The Minimax Theorem does't apply to nonzero-sum games or games with more than two players. John Nash showed in 1950 that such games do have a weaker solution, a noncooperative equilibrium in which no player, acting on the assumption that the other players' strategies are fixed, can gain anything by changing his or her own strategy. These solutions are often called Nash equilibria.
Examples
Game theory can be seen most clearly by considering a simple contest like Sumo wrestling. To somebody seeing it for the first time, it would seem to be obvious that a light-weight could win every time, just by waiting for the heavier wrestler to charge, and then stepping to one side.
While this sort of approach may work for bull fighting, the heavier wrestler is also a thinking individual, who is likely to notice the lighter wrestler's methods, and stop charging, but rather to move in slowly and deliberately, at which point the lighter wrestler will need to come up with some other strategies.
An even simpler game is the children's game of "paper, rock and scissors", where two players each reveal a hand with a flat palm ("paper"), a clenched fist ("rock") or two separated fingers ("scissors"). Scissors cut paper, so "scissors" beats "paper"; paper can wrap rock, so "paper" beats "rock"; rock can blunt scissors, so "rock" beats "scissors".

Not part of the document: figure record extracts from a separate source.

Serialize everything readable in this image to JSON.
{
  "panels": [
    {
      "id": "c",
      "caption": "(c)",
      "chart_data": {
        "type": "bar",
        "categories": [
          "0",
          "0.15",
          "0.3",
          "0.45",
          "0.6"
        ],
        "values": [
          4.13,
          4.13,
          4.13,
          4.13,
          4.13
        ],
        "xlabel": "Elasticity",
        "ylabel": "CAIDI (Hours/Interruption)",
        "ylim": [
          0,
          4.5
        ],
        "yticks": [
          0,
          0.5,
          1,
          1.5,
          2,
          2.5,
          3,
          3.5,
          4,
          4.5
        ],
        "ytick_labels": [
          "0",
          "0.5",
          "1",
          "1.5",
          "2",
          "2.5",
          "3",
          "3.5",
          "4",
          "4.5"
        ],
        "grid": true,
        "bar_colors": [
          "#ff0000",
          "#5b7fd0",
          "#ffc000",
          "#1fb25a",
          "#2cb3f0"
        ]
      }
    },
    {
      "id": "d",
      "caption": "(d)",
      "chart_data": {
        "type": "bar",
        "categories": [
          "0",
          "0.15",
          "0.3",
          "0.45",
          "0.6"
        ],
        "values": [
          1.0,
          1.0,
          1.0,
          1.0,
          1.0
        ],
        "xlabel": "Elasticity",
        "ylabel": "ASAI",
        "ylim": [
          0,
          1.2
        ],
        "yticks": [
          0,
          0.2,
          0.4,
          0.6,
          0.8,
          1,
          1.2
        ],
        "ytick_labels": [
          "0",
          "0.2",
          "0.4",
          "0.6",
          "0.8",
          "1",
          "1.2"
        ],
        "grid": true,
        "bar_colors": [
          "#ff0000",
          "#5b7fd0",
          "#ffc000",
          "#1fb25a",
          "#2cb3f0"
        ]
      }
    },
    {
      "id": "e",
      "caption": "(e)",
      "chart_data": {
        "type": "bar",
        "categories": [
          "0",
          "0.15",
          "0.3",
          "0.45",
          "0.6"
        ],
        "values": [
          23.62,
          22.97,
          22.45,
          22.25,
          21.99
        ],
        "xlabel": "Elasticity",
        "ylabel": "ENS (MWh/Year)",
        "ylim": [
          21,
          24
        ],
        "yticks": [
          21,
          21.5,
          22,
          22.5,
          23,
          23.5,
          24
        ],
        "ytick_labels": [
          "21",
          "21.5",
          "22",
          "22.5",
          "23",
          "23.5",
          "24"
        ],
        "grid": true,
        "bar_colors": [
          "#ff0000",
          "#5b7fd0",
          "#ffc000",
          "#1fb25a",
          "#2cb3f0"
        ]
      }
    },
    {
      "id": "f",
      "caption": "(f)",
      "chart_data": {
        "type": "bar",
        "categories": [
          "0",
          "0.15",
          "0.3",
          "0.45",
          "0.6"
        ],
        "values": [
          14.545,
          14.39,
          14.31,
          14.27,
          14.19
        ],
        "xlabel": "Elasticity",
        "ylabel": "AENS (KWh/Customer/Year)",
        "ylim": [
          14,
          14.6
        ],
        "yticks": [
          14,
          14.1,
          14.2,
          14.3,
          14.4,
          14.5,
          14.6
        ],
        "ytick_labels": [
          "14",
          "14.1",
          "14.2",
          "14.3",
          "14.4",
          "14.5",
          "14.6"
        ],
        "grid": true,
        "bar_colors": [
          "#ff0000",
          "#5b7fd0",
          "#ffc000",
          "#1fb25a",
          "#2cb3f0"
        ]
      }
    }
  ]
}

Game theory will normally dictate a mixed strategy, and often requires a conscious or unconscious use of randomisation.
Given an opponent who is playing logically, what strategy should you seek to adopt, in order to win a majority of encounters? If your opponent always offers "paper", it will be tempting to offer "scissors", but this may be just what your opponent wants you to do. This, of course, is a simple example, a finite two-person zero-sum game, where the gains of one player equal the losses of another. Real life is often more complex, and may involve a situation where the result is not necessarily zero-sum:
The Prisoner's Dilemma
This is the name given to an interesting paradox in game theory. The paradox was originally formulated by Melvin Dresher and Merrill Flood of the RAND Corporation, and was give its name by Albert W. Tucker.
In its simplest form, two prisoners are each given exactly the same information: there is enough evidence against each of them to get them sentenced for a gaol term of two years. If one is prepared to give evidence against the other, then that prisoner will get off free, while the other prisoner serves five years. On the other hand, if each provides evidence against the other, each will be convicted and serve four years. The dilemma is that each prisoner knows that the other prisoner has the same information, and will act in some way: so what is the best choice to make?
The problem has a number of practical applications: a child immunised against a certain disease may run a small risk (let us say one chance in a million) of dying as a result of an infection caused by the immunisation. On the other hand, if nobody is immunised against the disease, one child in ten thousand will certainly die in an epidemic. If 95% of the population are immunised, an epidemic will not take place, as the disease will be eliminated.
To many people, the selfish choice is best: avoid immunisation, and allow others to take the risks for you, but if nobody is immunised, then those who are without immunity run a much greater chance of dying. Other applications are to be found in economics, evolutionary biology, and international relations.